Friday, October 28, 2011
Trees, Texture, & Van Gogh
My 3rd graders know everything there is to know about Vincent van Gogh!
They noticed that his swirls of paint looked thick and bumpy, and we reviewed the word "texture". We discussed how our paint is not thick enough to make a bumpy texture like van Gogh's, so we used glue and sand (an idea "borrowed" from Katie's and the wonderful artwork she posted here: Adventures of an Art Teacher). I posted about this briefly last week.
A word about the tree above on the left - I'm SO proud of this young artist. He does not have much fine motor skill, and after painting the tree and sky, it was an absolute mess. You couldn't find the tree anywhere. On the final work day, when we touched up colors and outlined with black as desired, I really encouraged him to locate his missing tree and sky. He went to work and in the end it's my favorite of all the paintings. I love the off-center placement of the tree; I think it looks pretty sophisticated, don't you?
The process - to begin, the kids drew their trees, added some bark texture, some ground texture, and some swirls in the sky (all with glue) and shook on some sand. When it was dry, in our next our class, they painted, beginning with warm colors in either the sky or tree. The following art class it was cool colors, in the parts not previously painted. The tree directly above on the right was done by a boy who was absent when we did the glue and sand. So he added glue and sand to his tree after he painted it, when the paint was still wet. It's totally different than the others, but still really cool! In the final art class, the kids added more color where needed and then used thinned black tempera to outline and highlight texture as desired. I'm in love with these paintings!
The tree on the right was done by a young gal who has been refusing to wear her art shirt (a fast rule in my room when there's 23 kids painting). But I wanted her to participate. I gave her markers and a wet paintbrush and this is her result - really interesting I think! And now she's back in her art shirt :)

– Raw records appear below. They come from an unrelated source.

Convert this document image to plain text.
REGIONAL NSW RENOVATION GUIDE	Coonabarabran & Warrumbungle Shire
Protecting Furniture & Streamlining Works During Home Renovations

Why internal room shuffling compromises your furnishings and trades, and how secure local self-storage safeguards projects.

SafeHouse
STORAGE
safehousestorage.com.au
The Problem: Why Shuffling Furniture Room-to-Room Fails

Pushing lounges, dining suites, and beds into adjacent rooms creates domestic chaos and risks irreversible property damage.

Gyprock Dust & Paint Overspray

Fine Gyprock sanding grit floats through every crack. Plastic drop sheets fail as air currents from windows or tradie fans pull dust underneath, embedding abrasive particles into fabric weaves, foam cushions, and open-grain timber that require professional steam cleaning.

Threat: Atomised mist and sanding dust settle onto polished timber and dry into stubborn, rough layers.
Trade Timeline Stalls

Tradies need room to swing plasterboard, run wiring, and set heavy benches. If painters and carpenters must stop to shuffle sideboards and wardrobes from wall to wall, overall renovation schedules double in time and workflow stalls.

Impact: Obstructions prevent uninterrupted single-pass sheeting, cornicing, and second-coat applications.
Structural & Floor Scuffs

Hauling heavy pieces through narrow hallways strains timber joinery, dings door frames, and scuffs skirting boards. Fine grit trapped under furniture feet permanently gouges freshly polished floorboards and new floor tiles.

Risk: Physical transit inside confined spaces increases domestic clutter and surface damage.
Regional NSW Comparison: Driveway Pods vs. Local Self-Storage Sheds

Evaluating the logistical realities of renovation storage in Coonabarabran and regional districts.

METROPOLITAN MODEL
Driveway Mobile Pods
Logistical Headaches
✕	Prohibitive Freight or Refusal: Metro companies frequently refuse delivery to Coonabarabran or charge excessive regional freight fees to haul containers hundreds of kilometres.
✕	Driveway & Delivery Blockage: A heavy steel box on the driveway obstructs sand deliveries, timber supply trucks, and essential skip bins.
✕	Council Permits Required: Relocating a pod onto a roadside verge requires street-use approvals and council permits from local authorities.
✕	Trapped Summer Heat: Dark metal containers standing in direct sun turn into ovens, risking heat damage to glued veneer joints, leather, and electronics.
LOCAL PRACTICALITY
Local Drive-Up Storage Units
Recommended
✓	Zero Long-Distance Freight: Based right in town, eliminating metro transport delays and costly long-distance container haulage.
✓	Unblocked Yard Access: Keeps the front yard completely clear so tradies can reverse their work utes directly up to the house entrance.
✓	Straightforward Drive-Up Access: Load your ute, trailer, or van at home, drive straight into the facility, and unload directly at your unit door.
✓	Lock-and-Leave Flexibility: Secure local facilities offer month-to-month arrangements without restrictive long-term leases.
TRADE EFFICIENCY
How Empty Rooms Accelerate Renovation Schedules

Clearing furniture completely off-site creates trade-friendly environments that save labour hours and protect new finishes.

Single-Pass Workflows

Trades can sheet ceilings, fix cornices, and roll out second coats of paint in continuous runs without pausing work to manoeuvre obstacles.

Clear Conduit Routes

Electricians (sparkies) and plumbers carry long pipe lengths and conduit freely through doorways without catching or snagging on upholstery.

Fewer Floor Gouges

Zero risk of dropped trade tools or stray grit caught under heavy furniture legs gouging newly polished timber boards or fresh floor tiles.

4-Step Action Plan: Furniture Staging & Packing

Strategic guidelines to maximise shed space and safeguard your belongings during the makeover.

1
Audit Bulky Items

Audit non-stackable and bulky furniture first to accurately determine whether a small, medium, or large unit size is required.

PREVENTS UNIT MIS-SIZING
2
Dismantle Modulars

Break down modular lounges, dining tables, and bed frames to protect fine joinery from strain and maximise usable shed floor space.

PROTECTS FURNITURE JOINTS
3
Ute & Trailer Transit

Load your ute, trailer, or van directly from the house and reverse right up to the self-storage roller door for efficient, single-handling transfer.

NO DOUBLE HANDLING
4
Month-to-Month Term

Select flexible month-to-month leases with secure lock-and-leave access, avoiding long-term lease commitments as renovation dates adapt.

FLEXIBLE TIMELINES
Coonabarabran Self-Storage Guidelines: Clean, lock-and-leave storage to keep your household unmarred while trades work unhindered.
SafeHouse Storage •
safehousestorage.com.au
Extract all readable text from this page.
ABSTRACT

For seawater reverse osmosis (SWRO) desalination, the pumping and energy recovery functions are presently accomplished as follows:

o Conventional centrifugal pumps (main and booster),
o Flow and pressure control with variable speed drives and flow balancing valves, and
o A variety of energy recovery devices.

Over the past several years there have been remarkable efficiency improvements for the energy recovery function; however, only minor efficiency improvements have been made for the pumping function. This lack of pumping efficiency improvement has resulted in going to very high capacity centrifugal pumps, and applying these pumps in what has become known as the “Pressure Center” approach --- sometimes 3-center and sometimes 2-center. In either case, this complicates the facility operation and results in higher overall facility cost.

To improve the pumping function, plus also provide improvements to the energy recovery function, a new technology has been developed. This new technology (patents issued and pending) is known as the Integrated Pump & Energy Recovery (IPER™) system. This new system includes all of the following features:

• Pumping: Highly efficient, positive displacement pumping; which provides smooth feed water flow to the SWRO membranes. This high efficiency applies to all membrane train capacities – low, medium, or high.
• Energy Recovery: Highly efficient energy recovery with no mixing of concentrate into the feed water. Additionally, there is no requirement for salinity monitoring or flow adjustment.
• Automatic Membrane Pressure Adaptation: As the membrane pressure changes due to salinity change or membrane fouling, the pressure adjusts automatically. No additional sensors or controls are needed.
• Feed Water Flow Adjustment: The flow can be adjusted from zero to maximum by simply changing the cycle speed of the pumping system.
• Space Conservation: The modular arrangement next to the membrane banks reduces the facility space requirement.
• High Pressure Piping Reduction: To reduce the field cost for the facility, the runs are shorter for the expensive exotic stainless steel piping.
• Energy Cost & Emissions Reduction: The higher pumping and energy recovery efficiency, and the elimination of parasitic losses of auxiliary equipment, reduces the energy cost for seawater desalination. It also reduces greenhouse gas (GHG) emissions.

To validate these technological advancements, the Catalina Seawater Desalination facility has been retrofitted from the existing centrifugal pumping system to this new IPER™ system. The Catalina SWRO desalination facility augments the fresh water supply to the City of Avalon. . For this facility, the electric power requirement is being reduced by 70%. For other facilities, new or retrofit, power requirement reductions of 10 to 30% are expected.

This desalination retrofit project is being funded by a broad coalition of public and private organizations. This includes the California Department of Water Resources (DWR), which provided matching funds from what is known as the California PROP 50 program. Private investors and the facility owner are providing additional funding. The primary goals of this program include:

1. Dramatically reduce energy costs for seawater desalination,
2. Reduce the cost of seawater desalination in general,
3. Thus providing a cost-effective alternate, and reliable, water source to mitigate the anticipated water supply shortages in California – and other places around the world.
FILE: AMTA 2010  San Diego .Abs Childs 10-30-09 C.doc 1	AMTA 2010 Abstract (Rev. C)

Four of these were shown individually above, but not all so I thought I'd post as much of the board as I could fit in my lens. Each tree is SO unique!
Food for thought about drawing trees with kids-
Many of you post about drawing/painting trees, using the "V" or "Y" method. The problem is, when I look out my window here, every tree has a distinct trunk that continues, narrowing, to the top of the tree. Actually, with all the woods out my window, I only can see ONE tree that has a "Y" trunk, though there are plenty of "Y" branches. So unlike the rest of you, I generally don't teach tree drawing that way. It happens that THESE trees in this post all head right off the top of the paper, solving the problem of "how to end the tree". Maybe it's cheating, but they look pretty good, don't you agree?
Hopefully soon my 4th graders will be starting those charcoal trees that you all liked so much last year. Maybe we can try to include the tippy-tops!